On November 19th of this year, Rolling Stone magazine published an account of a brutal gang rape at the University of Virginia in Charlottesville, (also known as UVA). The Rolling Stone piece tells the story of a naïve freshman girl lured to a fraternity party only to be raped by seven men, including one who used a beer bottle after he couldn’t get an erection.

Amit John of Bloomberg news described the response. Outraged students staged a slut-walk to protest “rape culture.” Anonymous vandals defaced the fraternity where the rape allegedly occurred, writing “suspend us” and “center for rape studies.” Virginia’s governor, along with both senators, weighed in on the matter, expressing outrage at the epidemic of sexual assault on campus. For its part, the university suspended all fraternity activity, while it investigates the school’s sexual-assault problem.

But to a small number of critics, the allegations seemed “too good to be true.” The most prominent of these critics, Richard Bradley, enumerated a number of reasons for treating the story with skepticism. The author had not attempted to contact the accused, and had not interviewed any potential witnesses. The accuser was basically anonymous, and the accused were completely anonymous.

The feminist blogosphere did not take kindly to this skepticism; Jezebel referred to one skeptic as an idiot. Amanda Marcotte compared “rape denial” to Holocaust denial, and Thinkprogress called the skeptics “truthers.”

Unfortunately for the feminist blogosphere, skepticism turned out to be warranted. On Friday, Rolling Stone issued what amounted to a retraction:

To Our Readers:

Last month, Rolling Stone published a story titled "A Rape on Campus" by Sabrina Rubin Erdely, which described a brutal gang rape of a woman named Jackie at a University of Virginia fraternity house; the university's failure to respond to this alleged assault -- and the school's troubling history of indifference to many other instances of alleged sexual assaults. The story generated worldwide headlines and much soul-searching at UVA. University president Teresa Sullivan promised a full investigation and also to examine the way the school responds to sexual assault allegations.

Because of the sensitive nature of Jackie's story, we decided to honor her request not to contact the man she claimed orchestrated the attack on her nor any of the men she claimed participated in the attack for fear of retaliation against her. In the months Erdely spent reporting the story, Jackie neither said nor did anything that made Erdely, or Rolling Stone's editors and fact-checkers, question Jackie's credibility. Her friends and rape activists on campus strongly supported Jackie's account. She had spoken of the assault in campus forums. We reached out to both the local branch and the national leadership of the fraternity where Jackie said she was attacked. They responded that they couldn't confirm or deny her story but had concerns about the evidence. 

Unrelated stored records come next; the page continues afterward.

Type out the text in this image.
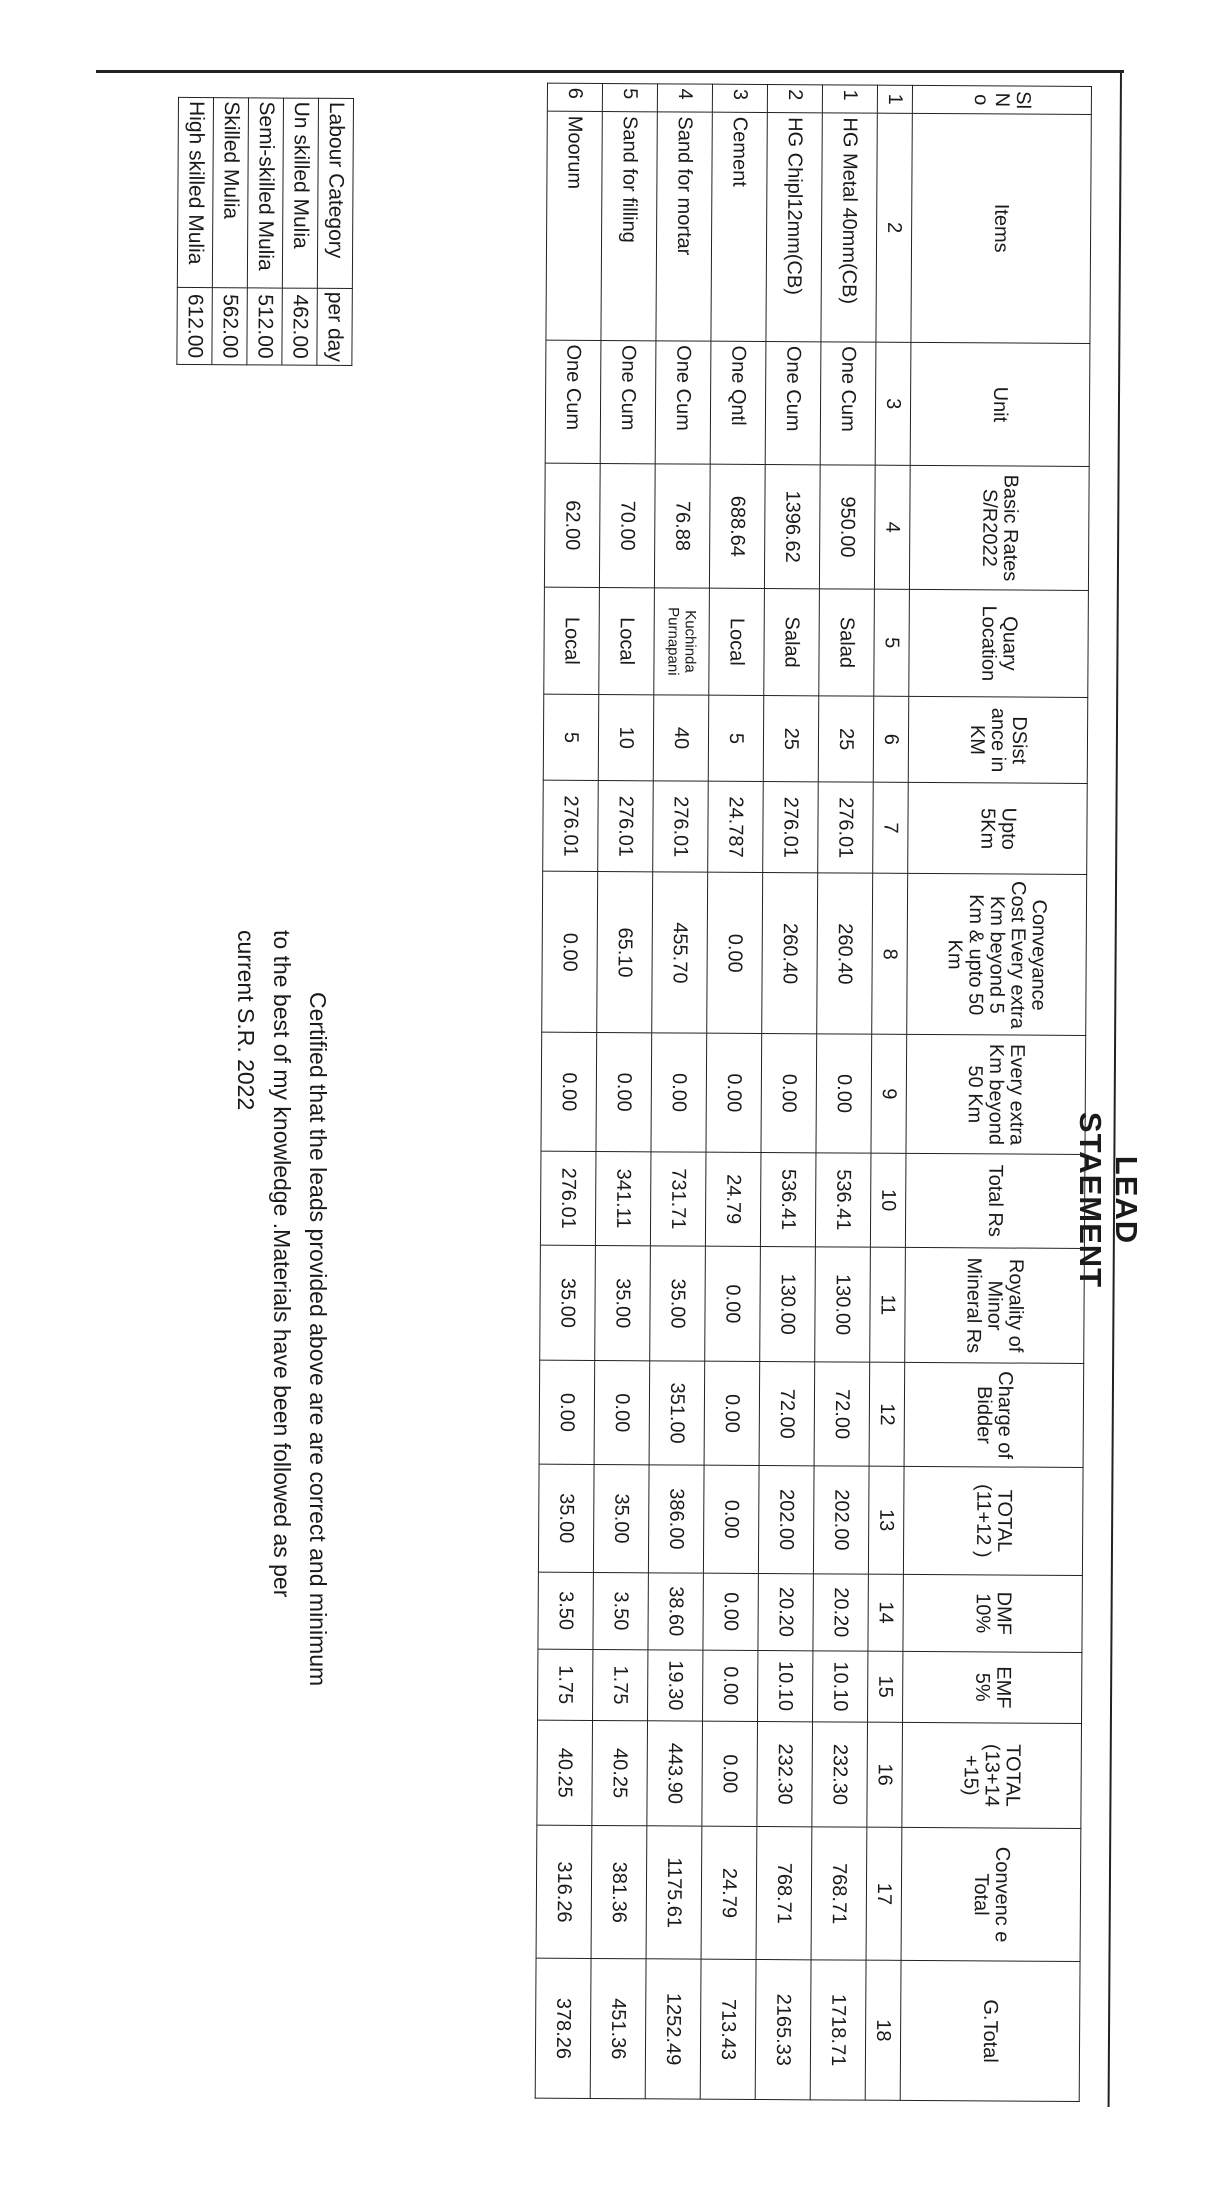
LEAD STAEMENT
Sl
N
o	Items	Unit	Basic Rates S/R2022	Quary Location	DSist ance in KM	Upto 5Km	Conveyance Cost Every extra Km beyond 5 Km & upto 50 Km	Every extra Km beyond 50 Km	Total Rs	Royality of Minor Mineral Rs	Charge of Bidder	TOTAL (11+12 )	DMF 10%	EMF 5%	TOTAL (13+14 +15)	Convenc e Total	G.Total
1	2	3	4	5	6	7	8	9	10	11	12	13	14	15	16	17	18
1	HG Metal 40mm(CB)	One Cum	950.00	Salad	25	276.01	260.40	0.00	536.41	130.00	72.00	202.00	20.20	10.10	232.30	768.71	1718.71
2	HG Chipl12mm(CB)	One Cum	1396.62	Salad	25	276.01	260.40	0.00	536.41	130.00	72.00	202.00	20.20	10.10	232.30	768.71	2165.33
3	Cement	One Qntl	688.64	Local	5	24.787	0.00	0.00	24.79	0.00	0.00	0.00	0.00	0.00	0.00	24.79	713.43
4	Sand for mortar	One Cum	76.88	Kuchinda Purnapani	40	276.01	455.70	0.00	731.71	35.00	351.00	386.00	38.60	19.30	443.90	1175.61	1252.49
5	Sand for filling	One Cum	70.00	Local	10	276.01	65.10	0.00	341.11	35.00	0.00	35.00	3.50	1.75	40.25	381.36	451.36
6	Moorum	One Cum	62.00	Local	5	276.01	0.00	0.00	276.01	35.00	0.00	35.00	3.50	1.75	40.25	316.26	378.26
Labour Category	per day
Un skilled Mulia	462.00
Semi-skilled Mulia	512.00
Skilled Mulia	562.00
High skilled Mulia	612.00
Certified that the leads provided above are are correct and minimum
to the best of my knowledge .Materials have been followed as per
current S.R. 2022
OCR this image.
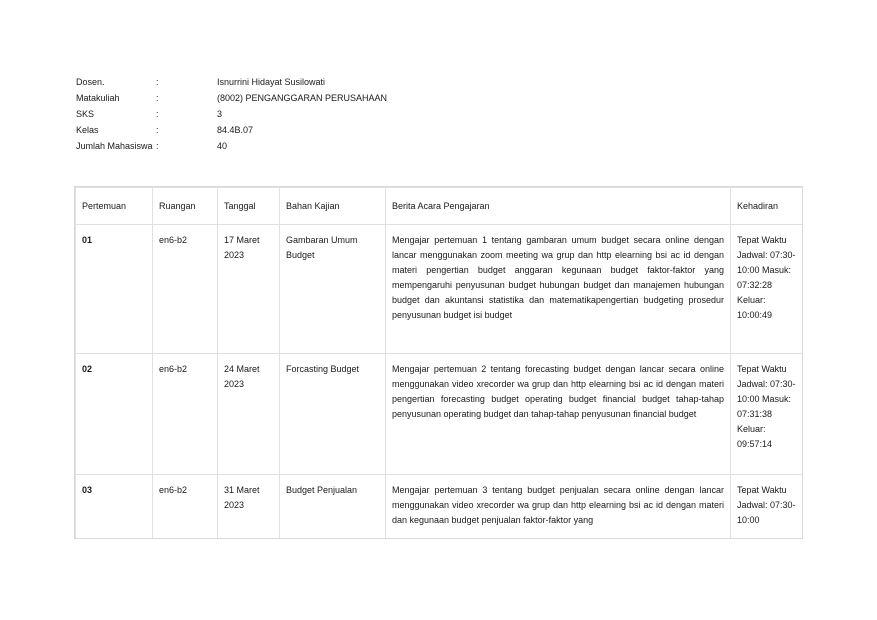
Dosen.	:	Isnurrini Hidayat Susilowati
Matakuliah	:	(8002) PENGANGGARAN PERUSAHAAN
SKS	:	3
Kelas	:	84.4B.07
Jumlah Mahasiswa :	40
Pertemuan	Ruangan	Tanggal	Bahan Kajian	Berita Acara Pengajaran	Kehadiran
01	en6-b2	17 Maret 2023	Gambaran Umum Budget	Mengajar pertemuan 1 tentang gambaran umum budget secara online dengan lancar menggunakan zoom meeting wa grup dan http elearning bsi ac id dengan materi pengertian budget anggaran kegunaan budget faktor-faktor yang mempengaruhi penyusunan budget hubungan budget dan manajemen hubungan budget dan akuntansi statistika dan matematikapengertian budgeting prosedur penyusunan budget isi budget	Tepat Waktu Jadwal: 07:30-10:00 Masuk: 07:32:28 Keluar: 10:00:49
02	en6-b2	24 Maret 2023	Forcasting Budget	Mengajar pertemuan 2 tentang forecasting budget dengan lancar secara online menggunakan video xrecorder wa grup dan http elearning bsi ac id dengan materi pengertian forecasting budget operating budget financial budget tahap-tahap penyusunan operating budget dan tahap-tahap penyusunan financial budget	Tepat Waktu Jadwal: 07:30-10:00 Masuk: 07:31:38 Keluar: 09:57:14
03	en6-b2	31 Maret 2023	Budget Penjualan	Mengajar pertemuan 3 tentang budget penjualan secara online dengan lancar menggunakan video xrecorder wa grup dan http elearning bsi ac id dengan materi dan kegunaan budget penjualan faktor-faktor yang	Tepat Waktu Jadwal: 07:30-10:00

In the face of new information, there now appear to be discrepancies in Jackie's account, and we have come to the conclusion that our trust in her was misplaced. We were trying to be sensitive to the unfair shame and humiliation many women feel after a sexual assault and now regret the decision to not contact the alleged assaulters to get their account. We are taking this seriously and apologize to anyone who was affected by the story.

Will Dana
Managing Editor

The UK-based Daily Mail detailed the discrepancies; no party had occurred at the fraternity on the night of the alleged rape, and no fraternity member had worked as a lifeguard at the time of the alleged rape, (the accuser claimed that she and the ringleader had worked as lifeguards at the time of the rape).

Rolling Stone published a story which cursory fact-checking could have easily disproven. Importantly, the author of the piece spent months researching it, yet had missed the massive holes in “Jackie’s” allegations. As the editor of the Weekly World News is alleged to have remarked, “don’t talk yourself out of a good story.”